8. Measure results relative to goalsAfter you have spent time building topics, collecting data and leveraging all of that information to inform strategies, you can start to look at success. This is when you want to pair your social listening data with social media analytics information. Your metrics of interest will depend on the goals of your campaign, but here are a few to get started:
9. Cut, continue and expandAfter you have spent time listening, incorporating that data into your strategy and running your analytics, you should have a good sense of what works and what doesn’t. Remember that if one particular strategy doesn’t work out the way you wanted, it’s not a failure or waste of time. If you’re not taking risks and testing ideas, you will never grow. Just make sure that you nix the strategies that don’t work and build on those that do. Which of the following questions do data analyst ask to make sure they will engage their audience select all that apply?Solution. To engage their audience, data analysts ask about what roles the people in the audience play, their stake in the project, and what they hope to do with the data insights.

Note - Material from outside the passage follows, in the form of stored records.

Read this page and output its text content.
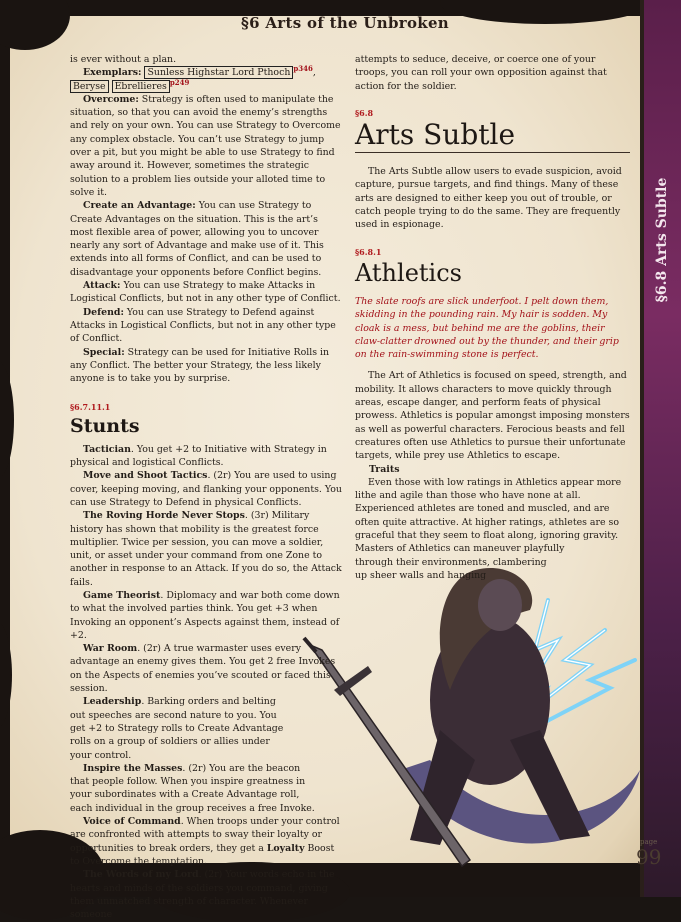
§6.8 Arts Subtle
§6 Arts of the Unbroken

is ever without a plan.

Exemplars: Sunless Highstar Lord Pthoch $^{p346}$, Beryse Ebrellieres $^{p249}$

Overcome: Strategy is often used to manipulate the situation, so that you can avoid the enemy’s strengths and rely on your own. You can use Strategy to Overcome any complex obstacle. You can’t use Strategy to jump over a pit, but you might be able to use Strategy to find away around it. However, sometimes the strategic solution to a problem lies outside your alloted time to solve it.

Create an Advantage: You can use Strategy to Create Advantages on the situation. This is the art’s most flexible area of power, allowing you to uncover nearly any sort of Advantage and make use of it. This extends into all forms of Conflict, and can be used to disadvantage your opponents before Conflict begins.

Attack: You can use Strategy to make Attacks in Logistical Conflicts, but not in any other type of Conflict.

Defend: You can use Strategy to Defend against Attacks in Logistical Conflicts, but not in any other type of Conflict.

Special: Strategy can be used for Initiative Rolls in any Conflict. The better your Strategy, the less likely anyone is to take you by surprise.

§6.7.11.1
Stunts

Tactician. You get +2 to Initiative with Strategy in physical and logistical Conflicts.

Move and Shoot Tactics. (2r) You are used to using cover, keeping moving, and flanking your opponents. You can use Strategy to Defend in physical Conflicts.

The Roving Horde Never Stops. (3r) Military history has shown that mobility is the greatest force multiplier. Twice per session, you can move a soldier, unit, or asset under your command from one Zone to another in response to an Attack. If you do so, the Attack fails.

Game Theorist. Diplomacy and war both come down to what the involved parties think. You get +3 when Invoking an opponent’s Aspects against them, instead of +2.

War Room. (2r) A true warmaster uses every advantage an enemy gives them. You get 2 free Invokes on the Aspects of enemies you’ve scouted or faced this session.

Leadership. Barking orders and belting out speeches are second nature to you. You get +2 to Strategy rolls to Create Advantage rolls on a group of soldiers or allies under your control.

Inspire the Masses. (2r) You are the beacon that people follow. When you inspire greatness in your subordinates with a Create Advantage roll, each individual in the group receives a free Invoke.

Voice of Command. When troops under your control are confronted with attempts to sway their loyalty or opportunities to break orders, they get a Loyalty Boost to Overcome the temptation.

The Words of my Lord. (2r) Your words echo in the hearts and minds of the soldiers you command, giving them unmatched strength of character. Whenever someone

attempts to seduce, deceive, or coerce one of your troops, you can roll your own opposition against that action for the soldier.

§6.8
Arts Subtle

The Arts Subtle allow users to evade suspicion, avoid capture, pursue targets, and find things. Many of these arts are designed to either keep you out of trouble, or catch people trying to do the same. They are frequently used in espionage.

§6.8.1
Athletics

The slate roofs are slick underfoot. I pelt down them, skidding in the pounding rain. My hair is sodden. My cloak is a mess, but behind me are the goblins, their claw-clatter drowned out by the thunder, and their grip on the rain-swimming stone is perfect.

The Art of Athletics is focused on speed, strength, and mobility. It allows characters to move quickly through areas, escape danger, and perform feats of physical prowess. Athletics is popular amongst imposing monsters as well as powerful characters. Ferocious beasts and fell creatures often use Athletics to pursue their unfortunate targets, while prey use Athletics to escape.

Traits

Even those with low ratings in Athletics appear more lithe and agile than those who have none at all. Experienced athletes are toned and muscled, and are often quite attractive. At higher ratings, athletes are so graceful that they seem to float along, ignoring gravity.

Masters of Athletics can maneuver playfully

through their environments, clambering

up sheer walls and hanging

page
99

What questions do data analysts ask?General data analyst interview questions. Tell me about yourself. What they're really asking: What makes you the right fit for this job? ... . What do data analysts do? ... . What was your most successful/most challenging data analysis project? ... . What's the largest data set you've worked with?. What are the 3 questions you should ask about supporting data?To sum it up, here are the most important data questions to ask:. What exactly do you want to find out?. What standard KPIs will you use that can help?. Where will your data come from?. How can you ensure data quality?. Which statistical analysis techniques do you want to apply?. What is the most important question in data analysis?The most crucial question of the entire data preparation method for analysis is to find out who would be the end users of the analysis.